54 potentielles tombes anonymes retrouvées dans la Première Nation de Keeseekoose

Le chef de la Première Nation Keeseekoose, Lee Kitchemonia, lors de la conférence de presse pour annoncer la découverte de 54 potentielles tombes anonymes sur les sites d'anciens pensionnats pour Autochtones.
Photo : Radio-Canada / Cory Herperger
La Première Nation de Keeseekoose, en Saskatchewan, annonce que 54 potentielles tombes anonymes ont été retrouvées sur les sites d’anciens pensionnats pour Autochtones de la communauté.
L’annonce a été faite lors d’une conférence de presse tenue par la Fédération des nations autochtones souveraines de la Saskatchewan (FSIN).
Écoutez notre histoire
, demande le chef de la Première Nation de Keeseekoose, Lee Kitchemonia, aux Canadiens. Ces corps étaient de vraies personnes. Pensez à vos enfants que vous embrassez avant qu’ils ne partent pour l’école. Vous les reverrez. Mais ces corps retrouvés ne reviendront jamais.
« La guérison n’est pas un enjeu politique, c’est un enjeu humain. »
L’un des pensionnats en question était la St Philip’s Indian Residential School, qui avait été géré par l’Église catholique de 1928 à 1969.
Les recherches ont été effectuées par radar.
Après le choc, place à la guérison
Pour le chef Lee Kitchemonia, ces fouilles n’ont fait que prouver ce que beaucoup savaient déjà. Ce qu’il trouve particulièrement difficile, c’est de savoir que ces potentielles tombes se trouvaient à proximité de la communauté.
Nous passions à cet endroit tous les jours
, témoigne M. Kitchemonia. Il ne s’agit pas d'incidents isolés, mais de meurtres qui ont été cachés. Quelqu’un doit répondre de ces actes.
Le chef de la Première Nation ajoute que ces trouvailles sont un pas de plus vers la guérison des victimes et des survivants des pensionnats. Il note toutefois que cette découverte soulève également de nombreuses questions sur ce qui s’y est réellement passé.
M. Kitchemonia se demande maintenant si plus de tombes seront trouvées.

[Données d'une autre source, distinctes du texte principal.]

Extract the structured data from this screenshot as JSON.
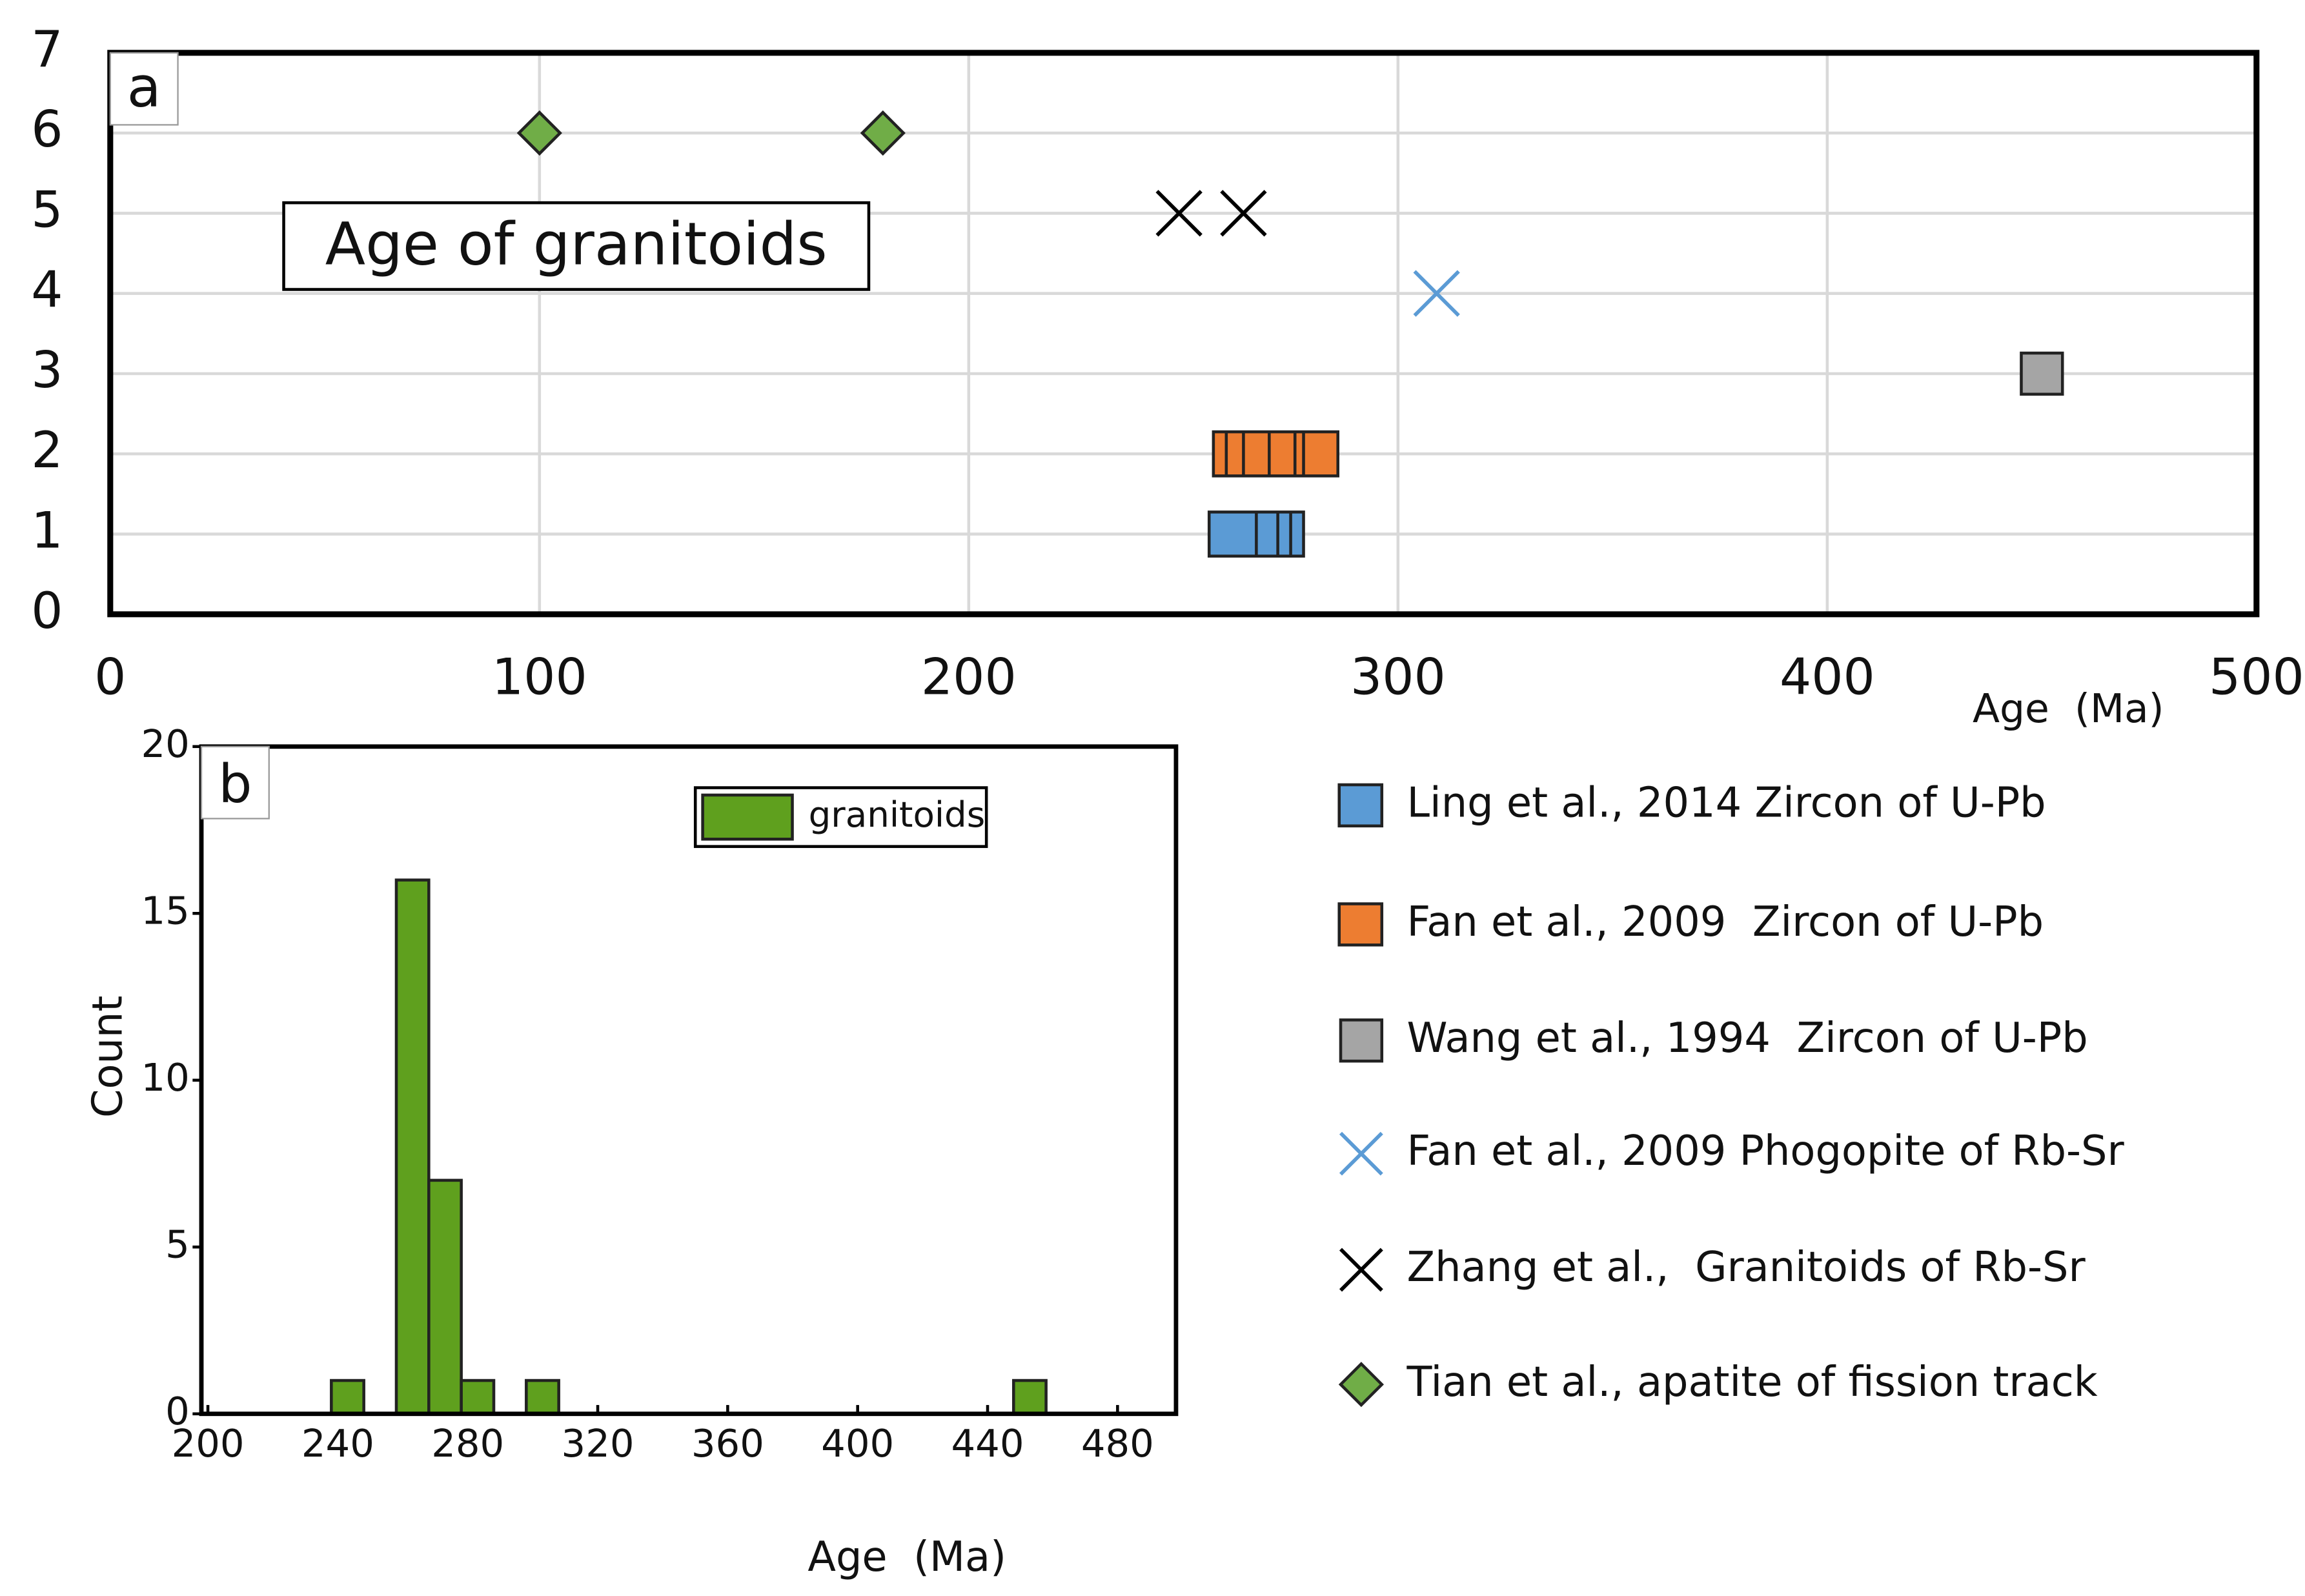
{
  "chart_data": [
    {
      "type": "scatter",
      "panel": "a",
      "annotation": "Age of granitoids",
      "x_label": "Age  (Ma)",
      "xlim": [
        0,
        500
      ],
      "xticks": [
        0,
        100,
        200,
        300,
        400,
        500
      ],
      "ylim": [
        0,
        7
      ],
      "yticks": [
        0,
        1,
        2,
        3,
        4,
        5,
        6,
        7
      ],
      "grid": true,
      "series": [
        {
          "name": "Ling et al., 2014 Zircon of U-Pb",
          "color": "#5b9bd5",
          "marker": "range",
          "x": [
            256,
            267,
            272,
            275,
            278
          ],
          "values": [
            1,
            1,
            1,
            1,
            1
          ]
        },
        {
          "name": "Fan et al., 2009  Zircon of U-Pb",
          "color": "#ed7d31",
          "marker": "range",
          "x": [
            257,
            260,
            264,
            270,
            276,
            278,
            286
          ],
          "values": [
            2,
            2,
            2,
            2,
            2,
            2,
            2
          ]
        },
        {
          "name": "Wang et al., 1994  Zircon of U-Pb",
          "color": "#a5a5a5",
          "marker": "square",
          "x": [
            450
          ],
          "values": [
            3
          ]
        },
        {
          "name": "Fan et al., 2009 Phogopite of Rb-Sr",
          "color": "#5b9bd5",
          "marker": "x",
          "x": [
            309
          ],
          "values": [
            4
          ]
        },
        {
          "name": "Zhang et al.,  Granitoids of Rb-Sr",
          "color": "#000000",
          "marker": "x",
          "x": [
            249,
            264
          ],
          "values": [
            5,
            5
          ]
        },
        {
          "name": "Tian et al., apatite of fission track",
          "color": "#70ad47",
          "marker": "diamond",
          "x": [
            100,
            180
          ],
          "values": [
            6,
            6
          ]
        }
      ]
    },
    {
      "type": "histogram",
      "panel": "b",
      "x_label": "Age  (Ma)",
      "y_label": "Count",
      "bins": [
        238,
        248,
        258,
        268,
        278,
        288,
        298,
        308,
        318,
        328,
        338,
        348,
        358,
        368,
        378,
        388,
        398,
        408,
        418,
        428,
        438,
        448,
        458
      ],
      "series": [
        {
          "name": "granitoids",
          "color": "#5fa01e",
          "values": [
            1,
            0,
            16,
            7,
            1,
            0,
            1,
            0,
            0,
            0,
            0,
            0,
            0,
            0,
            0,
            0,
            0,
            0,
            0,
            0,
            0,
            1
          ]
        }
      ],
      "xlim": [
        198,
        498
      ],
      "xticks": [
        200,
        240,
        280,
        320,
        360,
        400,
        440,
        480
      ],
      "ylim": [
        0,
        20
      ],
      "yticks": [
        0,
        5,
        10,
        15,
        20
      ]
    }
  ]
}
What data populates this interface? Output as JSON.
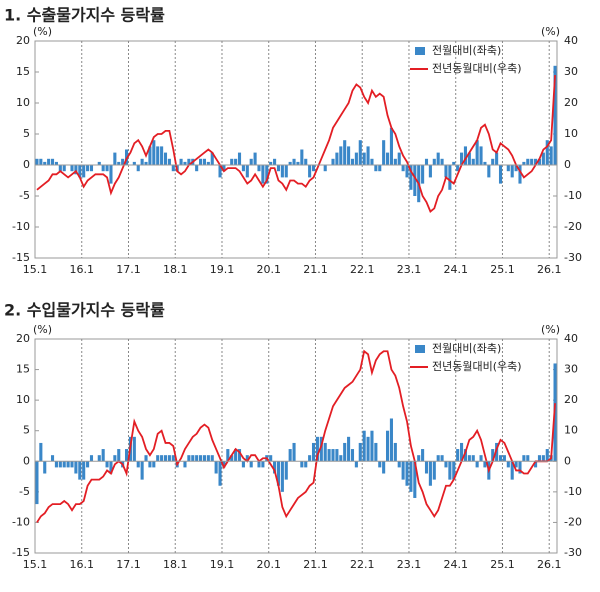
{
  "chart_data": [
    {
      "type": "combo",
      "title": "1. 수출물가지수 등락률",
      "y_label": "(%)",
      "y2_label": "(%)",
      "categories": [
        "15.1",
        null,
        null,
        null,
        null,
        null,
        null,
        null,
        null,
        null,
        null,
        null,
        "16.1",
        null,
        null,
        null,
        null,
        null,
        null,
        null,
        null,
        null,
        null,
        null,
        "17.1",
        null,
        null,
        null,
        null,
        null,
        null,
        null,
        null,
        null,
        null,
        null,
        "18.1",
        null,
        null,
        null,
        null,
        null,
        null,
        null,
        null,
        null,
        null,
        null,
        "19.1",
        null,
        null,
        null,
        null,
        null,
        null,
        null,
        null,
        null,
        null,
        null,
        "20.1",
        null,
        null,
        null,
        null,
        null,
        null,
        null,
        null,
        null,
        null,
        null,
        "21.1",
        null,
        null,
        null,
        null,
        null,
        null,
        null,
        null,
        null,
        null,
        null,
        "22.1",
        null,
        null,
        null,
        null,
        null,
        null,
        null,
        null,
        null,
        null,
        null,
        "23.1",
        null,
        null,
        null,
        null,
        null,
        null,
        null,
        null,
        null,
        null,
        null,
        "24.1",
        null,
        null,
        null,
        null,
        null,
        null,
        null,
        null,
        null,
        null,
        null,
        "25.1",
        null,
        null,
        null,
        null,
        null,
        null,
        null,
        null,
        null,
        null,
        null,
        "26.1",
        null
      ],
      "series": [
        {
          "name": "전월대비(좌축)",
          "type": "bar",
          "color": "#3a87c8",
          "values": [
            1,
            1,
            0.5,
            1,
            1,
            0.5,
            -1,
            -1,
            0,
            -1,
            -1.5,
            -2,
            -2,
            -1,
            -1,
            0,
            0.5,
            -1,
            -1,
            -3,
            2,
            0.5,
            1,
            2.5,
            0,
            0.5,
            -1,
            1,
            0.5,
            3,
            4,
            3,
            3,
            2,
            1,
            -1,
            -1,
            1,
            0.5,
            1,
            1,
            -1,
            1,
            1,
            0.5,
            2,
            0,
            -2,
            -1,
            0,
            1,
            1,
            2,
            -1,
            -2,
            1,
            2,
            -1,
            -3,
            -3,
            0.5,
            1,
            -1,
            -2,
            -2,
            0.5,
            1,
            0.5,
            2.5,
            1,
            -2,
            -1,
            0,
            0,
            -1,
            0,
            1,
            2,
            3,
            4,
            3,
            1,
            2,
            4,
            2,
            3,
            1,
            -1,
            -1,
            4,
            2,
            6,
            1,
            2,
            -1,
            -2,
            -4,
            -5,
            -6,
            -3,
            1,
            -2,
            1,
            2,
            1,
            -2,
            -4,
            0.5,
            -1,
            2,
            3,
            2,
            1,
            4,
            3,
            0.5,
            -2,
            1,
            2,
            -3,
            0,
            -1,
            -2,
            -1,
            -3,
            0.5,
            1,
            1,
            1,
            1,
            2,
            4,
            3,
            16
          ]
        },
        {
          "name": "전년동월대비(우축)",
          "type": "line",
          "axis": "y2",
          "color": "#e31e24",
          "values": [
            -8,
            -7,
            -6,
            -5,
            -3,
            -3,
            -2,
            -3,
            -4,
            -3,
            -2,
            -4,
            -7,
            -5,
            -4,
            -3,
            -3,
            -3,
            -4,
            -9,
            -6,
            -4,
            -1,
            2,
            4,
            7,
            8,
            6,
            3,
            6,
            9,
            10,
            10,
            11,
            11,
            5,
            -2,
            -3,
            -2,
            0,
            1,
            2,
            3,
            4,
            5,
            4,
            2,
            0,
            -2,
            -1,
            -1,
            -1,
            -2,
            -4,
            -6,
            -5,
            -3,
            -5,
            -7,
            -5,
            -1,
            -1,
            -5,
            -6,
            -8,
            -5,
            -5,
            -6,
            -6,
            -7,
            -5,
            -4,
            -1,
            2,
            5,
            8,
            12,
            14,
            16,
            18,
            20,
            24,
            26,
            25,
            22,
            20,
            24,
            22,
            23,
            22,
            16,
            12,
            10,
            6,
            3,
            1,
            -2,
            -4,
            -6,
            -10,
            -12,
            -15,
            -14,
            -10,
            -8,
            -4,
            -5,
            -6,
            -3,
            0,
            2,
            4,
            6,
            8,
            12,
            13,
            10,
            5,
            4,
            7,
            6,
            5,
            3,
            0,
            -2,
            -4,
            -3,
            -2,
            0,
            2,
            5,
            6,
            8,
            29
          ]
        }
      ],
      "ylim": [
        -15,
        20
      ],
      "yticks": [
        -15,
        -10,
        -5,
        0,
        5,
        10,
        15,
        20
      ],
      "y2lim": [
        -30,
        40
      ],
      "y2ticks": [
        -30,
        -20,
        -10,
        0,
        10,
        20,
        30,
        40
      ]
    },
    {
      "type": "combo",
      "title": "2. 수입물가지수 등락률",
      "y_label": "(%)",
      "y2_label": "(%)",
      "categories": [
        "15.1",
        null,
        null,
        null,
        null,
        null,
        null,
        null,
        null,
        null,
        null,
        null,
        "16.1",
        null,
        null,
        null,
        null,
        null,
        null,
        null,
        null,
        null,
        null,
        null,
        "17.1",
        null,
        null,
        null,
        null,
        null,
        null,
        null,
        null,
        null,
        null,
        null,
        "18.1",
        null,
        null,
        null,
        null,
        null,
        null,
        null,
        null,
        null,
        null,
        null,
        "19.1",
        null,
        null,
        null,
        null,
        null,
        null,
        null,
        null,
        null,
        null,
        null,
        "20.1",
        null,
        null,
        null,
        null,
        null,
        null,
        null,
        null,
        null,
        null,
        null,
        "21.1",
        null,
        null,
        null,
        null,
        null,
        null,
        null,
        null,
        null,
        null,
        null,
        "22.1",
        null,
        null,
        null,
        null,
        null,
        null,
        null,
        null,
        null,
        null,
        null,
        "23.1",
        null,
        null,
        null,
        null,
        null,
        null,
        null,
        null,
        null,
        null,
        null,
        "24.1",
        null,
        null,
        null,
        null,
        null,
        null,
        null,
        null,
        null,
        null,
        null,
        "25.1",
        null,
        null,
        null,
        null,
        null,
        null,
        null,
        null,
        null,
        null,
        null,
        "26.1",
        null
      ],
      "series": [
        {
          "name": "전월대비(좌축)",
          "type": "bar",
          "color": "#3a87c8",
          "values": [
            -7,
            3,
            -2,
            0,
            1,
            -1,
            -1,
            -1,
            -1,
            -1,
            -2,
            -3,
            -3,
            -1,
            1,
            0,
            1,
            2,
            -1,
            -2,
            1,
            2,
            -1,
            2,
            4,
            4,
            -1,
            -3,
            1,
            -1,
            -1,
            1,
            1,
            1,
            1,
            1,
            -1,
            0,
            -1,
            1,
            1,
            1,
            1,
            1,
            1,
            1,
            -2,
            -4,
            -1,
            2,
            1,
            2,
            2,
            -1,
            1,
            -1,
            0,
            -1,
            -1,
            1,
            1,
            -2,
            -4,
            -5,
            -3,
            2,
            3,
            0,
            -1,
            -1,
            1,
            3,
            4,
            4,
            3,
            2,
            2,
            2,
            1,
            3,
            4,
            2,
            -1,
            3,
            5,
            4,
            5,
            3,
            -1,
            -2,
            5,
            7,
            3,
            -1,
            -3,
            -4,
            -5,
            -6,
            1,
            2,
            -2,
            -4,
            -3,
            1,
            1,
            -1,
            -3,
            -3,
            2,
            3,
            2,
            1,
            1,
            -1,
            1,
            -1,
            -3,
            2,
            3,
            1,
            1,
            -1,
            -3,
            -1,
            -2,
            1,
            1,
            0,
            -1,
            1,
            1,
            2,
            1,
            16
          ]
        },
        {
          "name": "전년동월대비(우축)",
          "type": "line",
          "axis": "y2",
          "color": "#e31e24",
          "values": [
            -20,
            -18,
            -17,
            -15,
            -14,
            -14,
            -14,
            -13,
            -14,
            -16,
            -14,
            -14,
            -13,
            -8,
            -6,
            -6,
            -6,
            -5,
            -3,
            -4,
            -1,
            0,
            -1,
            -4,
            5,
            13,
            10,
            8,
            4,
            2,
            4,
            9,
            10,
            6,
            6,
            5,
            -1,
            1,
            4,
            6,
            8,
            9,
            11,
            12,
            11,
            7,
            4,
            1,
            -2,
            0,
            2,
            4,
            3,
            1,
            0,
            2,
            2,
            0,
            1,
            1,
            -1,
            -3,
            -8,
            -15,
            -18,
            -16,
            -14,
            -12,
            -11,
            -10,
            -8,
            -7,
            2,
            5,
            10,
            14,
            18,
            20,
            22,
            24,
            25,
            26,
            28,
            30,
            36,
            35,
            29,
            33,
            35,
            36,
            36,
            30,
            28,
            24,
            18,
            13,
            5,
            0,
            -7,
            -10,
            -14,
            -16,
            -18,
            -16,
            -12,
            -8,
            -8,
            -6,
            -3,
            0,
            3,
            7,
            8,
            10,
            7,
            2,
            -3,
            0,
            4,
            7,
            6,
            3,
            0,
            -3,
            -3,
            -4,
            -4,
            -2,
            0,
            0,
            0,
            0,
            1,
            19
          ]
        }
      ],
      "ylim": [
        -15,
        20
      ],
      "yticks": [
        -15,
        -10,
        -5,
        0,
        5,
        10,
        15,
        20
      ],
      "y2lim": [
        -30,
        40
      ],
      "y2ticks": [
        -30,
        -20,
        -10,
        0,
        10,
        20,
        30,
        40
      ]
    }
  ]
}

De son côté, le directeur des fouilles et ancien leader de la communauté, Ted Quewezance, explique que les victimes des pensionnats pour Autochtones revivent le traumatisme et la douleur chaque fois que des tombes non marquées sont trouvées.
Lui-même victime des pensionnats, il rappelle l’importance de mettre de l’avant les histoires horribles qui se sont produites dans ces établissements.
Nous voulons faire le deuil et guérir, mais pour cela, nous devons partager nos histoires
, explique M. Quewezance.
« La vérité est importante. C’est ce qui va nous permettre de passer au travers. »
Il prône maintenant le pardon, sans pour autant oublier ce qui s’y est passé.
Le pardon est difficile, mais il redonne le pouvoir aux victimes
, explique M. Quewezance. C’est le choix que j’ai fait pour amorcer ma guérison.
Commencera maintenant le travail de recherche pour identifier les 54 victimes, leur donner un nom et leur offrir une cérémonie.
M. Quewezance dit compter sur l’appui de l’Église catholique pour fournir les documents nécessaires qui permettront d’identifier les victimes.
Un soutien aux victimes
L’archevêque de Regina, monseigneur Donald Bolen, était sur place. Il a tenu à souligner le courage des victimes et de la communauté.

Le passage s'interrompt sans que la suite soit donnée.